Cuba will sell dollars to create a foreign exchange market on the island

(Havana) The Cuban government will start selling dollars to its population from Tuesday, twenty days after it began buying them at black market prices, with the intention of creating an official foreign exchange market in the country, authorities announced on Tuesday.

Posted yesterday at 10:13 p.m.

“We will start selling currencies from tomorrow,” Economy Minister Alejandro Gil announced during a state television broadcast.

This measure aims to “build a foreign exchange market” in the country “that allows a legal exchange of currency”, which in turn will increase the purchasing power associated with the national currency, Gil said. .

A significant part of the Cuban population receives dollars – sent by relatives living abroad or from services rendered to tourists visiting the island – which they then exchange most often on the black market, and which therefore pass completely alongside the official economy.

With the intention of extracting the circulation of these currencies from the black market, the President of the Central Bank Marta Sabina Wilson announced on August 4 that banks and exchange offices would now buy dollars at the rate of 120 pesos per greenback. – that of informal exchanges at the beginning of August –, against 24 pesos for the official rate.

According to the President of the Central Bank, Marta Sabina Wilson, this measure had “a favorable result”. In twenty days, financial institutions “bought ten times more currency than they would have bought in a month with the exchange rate at 24 pesos”, she said.

For the sale of dollars, “the exchange rate taken into account is maintained at 120 pesos,” she said.

The American currency has soared on the black market since the implementation in Cuba, in January 2021, of an economic reform fixing the rate of the dollar at 24 pesos, and the suspension last June of the sale of dollars to population due to lack of cash.

Only branches of Cadeca, Cuba’s official exchange offices, will be allowed to sell dollars, and they “will only sell what they have bought”, Ms.me Wilson.
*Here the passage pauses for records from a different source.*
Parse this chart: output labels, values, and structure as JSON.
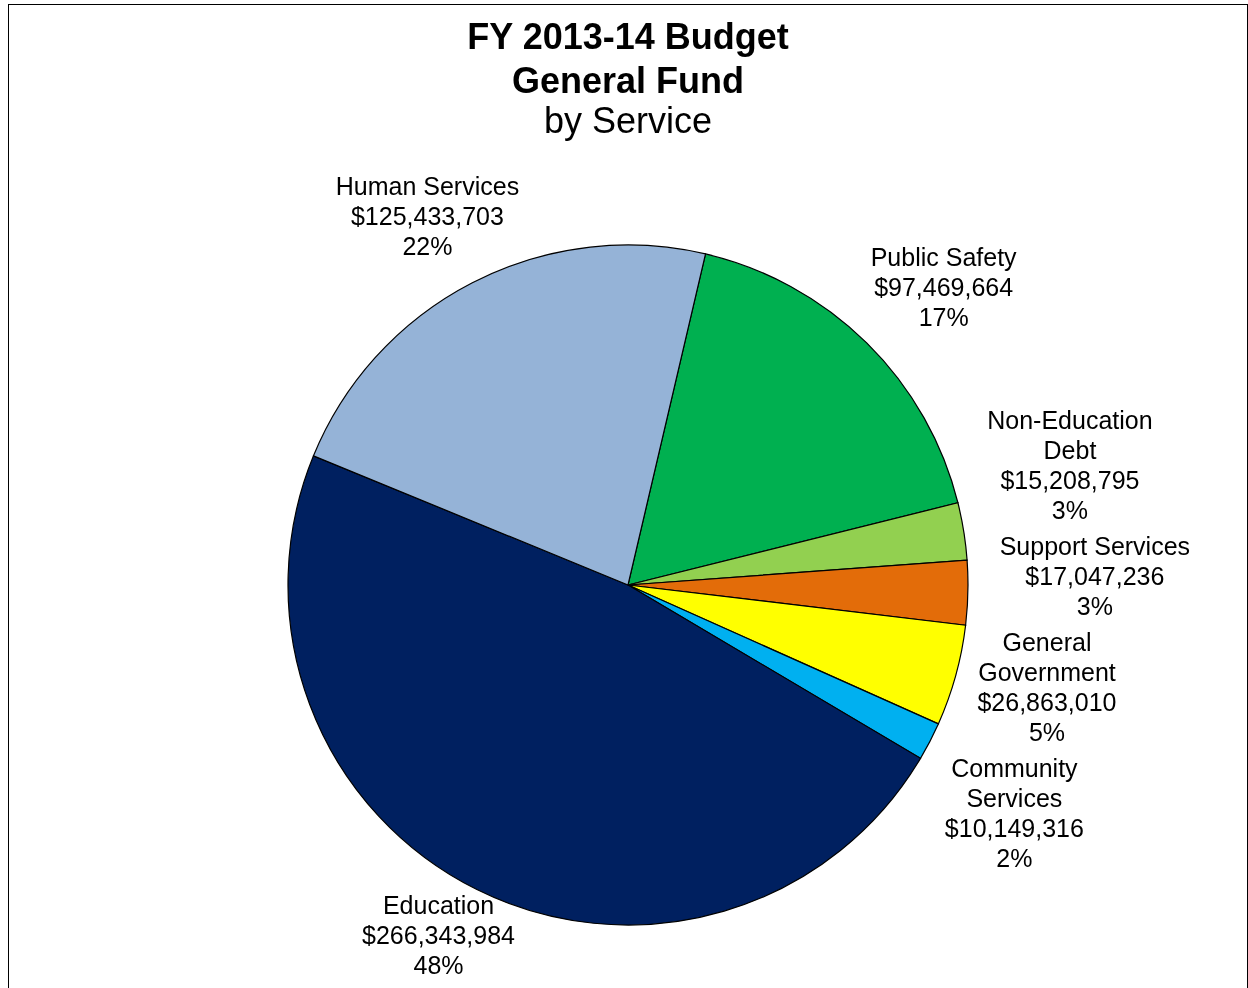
{
  "chart_data": {
    "type": "pie",
    "title": "FY 2013-14  Budget\nGeneral Fund",
    "subtitle": "by Service",
    "categories": [
      "Public Safety",
      "Non-Education\nDebt",
      "Support Services",
      "General\nGovernment",
      "Community\nServices",
      "Education",
      "Human Services"
    ],
    "values": [
      97469664,
      15208795,
      17047236,
      26863010,
      10149316,
      266343984,
      125433703
    ],
    "colors": [
      "#00b050",
      "#92d050",
      "#e36c09",
      "#ffff00",
      "#00b0f0",
      "#002060",
      "#95b3d7"
    ],
    "value_labels": [
      "$97,469,664\n17%",
      "$15,208,795\n3%",
      "$17,047,236\n3%",
      "$26,863,010\n5%",
      "$10,149,316\n2%",
      "$266,343,984\n48%",
      "$125,433,703\n22%"
    ]
  }
}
The sale of dollars will also be reserved for citizens, and not for small and medium-sized businesses, she said. And the acquisition will be limited to 100 dollars per person.

On Monday, the black market rate was 140 pesos to the dollar, but Gil said he was determined to maintain the 120 peso rate for state purchases and sales.

“We are going to defend the exchange rate of 120. We are going to find a way for the State, which is now participating in the sales operations, to be able to defend this rate,” he said.

Cuba is currently going through its worst economic crisis in thirty years, with a growing shortage of food, medicine and fuel, due to the consequences of the coronavirus pandemic and the tightening of the United States economic embargo.